Axe to fall on top-rated Citi SRI research team

Cut comes weeks after scooping SRI research award.

The highly-rated SRI research team at Citi Investment Research is understood to have become one of the victims of massive cost-cutting at Citibank, its parent group, following last weekend’s $20bn bailout and underwriting of hundreds of billions of dollars in risky assets by the US government. Industry sources said they had been told that the SRI team, which earlier this month scooped the award for the best European SRI broker firm in the Thomson Reuters Extel/UKSIF
2008 Socially Responsible Investing & Sustainability Survey, is being cut. Adam Castellani, director of communications for institutional clients group EMEA at Citi, declined to comment. Citigroup recently announced plans to reduce its global headcount by 52,000 in the next few months. Executives at Citigroup told staff last week that the bank was looking at cost savings across its equities and investment banking divisions. Reshuffles of SRI investment staff are also taking place in fund management houses, notably those that have received government bailouts, as they seek to cut costs. It is expected that a number of European fund managers willshortly announce major changes to their SRI set up. Citi’s research dominance in SRI this year was underscored by the placing of two of its analysts, Mike Tyrrell and Meg Brown in first and second place respectively in the list of leading individual SRI brokers in the Thomson rankings. Tyrrell declined to comment on his future at Citi.
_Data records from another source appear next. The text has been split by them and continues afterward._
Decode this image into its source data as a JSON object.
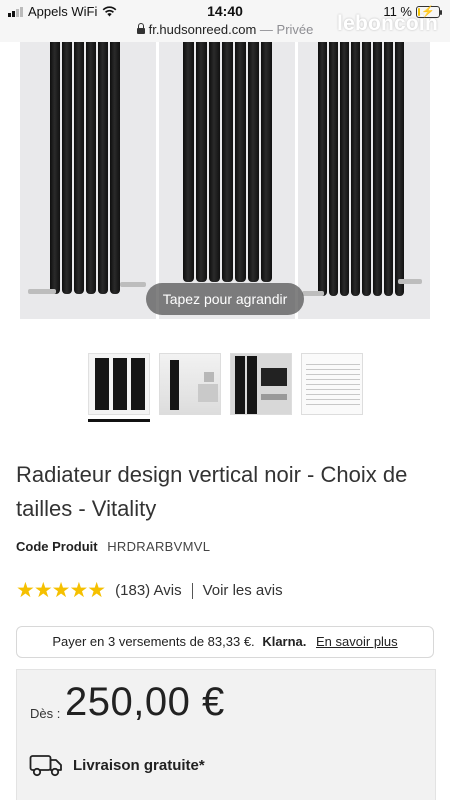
{
  "status_bar": {
    "carrier": "Appels WiFi",
    "time": "14:40",
    "battery": "11 %",
    "battery_level": 0.11
  },
  "browser": {
    "url": "fr.hudsonreed.com",
    "separator": "—",
    "mode": "Privée"
  },
  "watermark": "leboncoin",
  "gallery": {
    "hint": "Tapez pour agrandir",
    "thumbnails": [
      "thumb-1",
      "thumb-2",
      "thumb-3",
      "thumb-4"
    ],
    "active_index": 0
  },
  "product": {
    "title": "Radiateur design vertical noir - Choix de tailles - Vitality",
    "code_label": "Code Produit",
    "code_value": "HRDRARBVMVL",
    "stars": "★★★★★",
    "rating_count": "(183) Avis",
    "see_reviews": "Voir les avis"
  },
  "klarna": {
    "text": "Payer en 3 versements de 83,33 €.",
    "brand": "Klarna.",
    "link": "En savoir plus"
  },
  "price": {
    "from_label": "Dès :",
    "value": "250,00 €"
  },
  "delivery": {
    "label": "Livraison gratuite*",
    "icon": "truck-icon"
  },
  "colors": {
    "stars": "#f5c000",
    "radiator": "#151515",
    "price_box": "#f2f2f2"
  }
}
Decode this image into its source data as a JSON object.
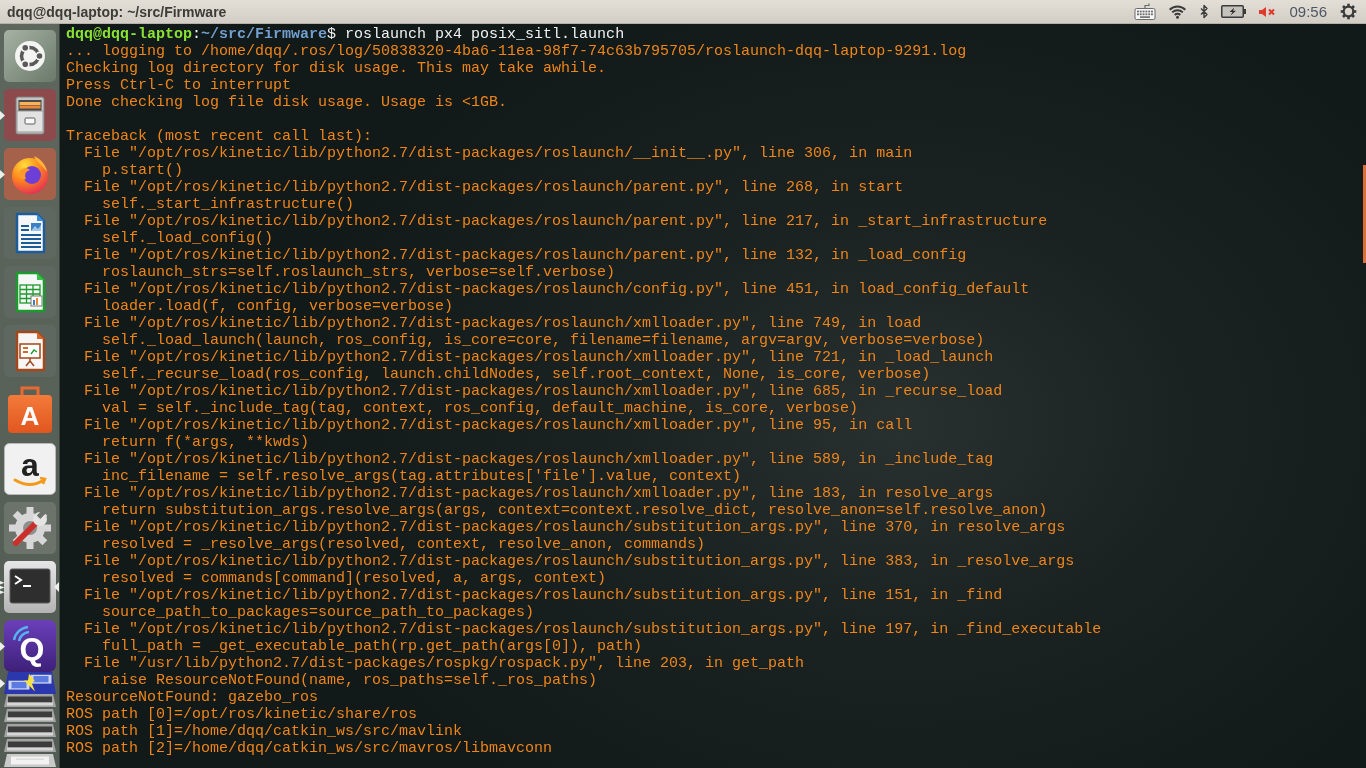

Last weekend’s bailout of Citibank was announced jointly by the Treasury Department, the Federal Reserve and the Federal Deposit Insurance Corp, aimed at shoring up the bank after a huge slump in its share price – down 60% in the previous week – had taken the bank to below $4 per share, wiping tens of billions off its market value. The bank is currently trading at just over $7 per share compared with over $50 two years ago. In October, Citigroup declared a fourth successive quarterly loss, posting a negative net income of $2.8bn in the third quarter, compared with a profit of $2.2bn a year earlier. The bank took a $4.4bn markdown on investments, $4.9bn in credit losses and a $3.9bn charge to boost reserves.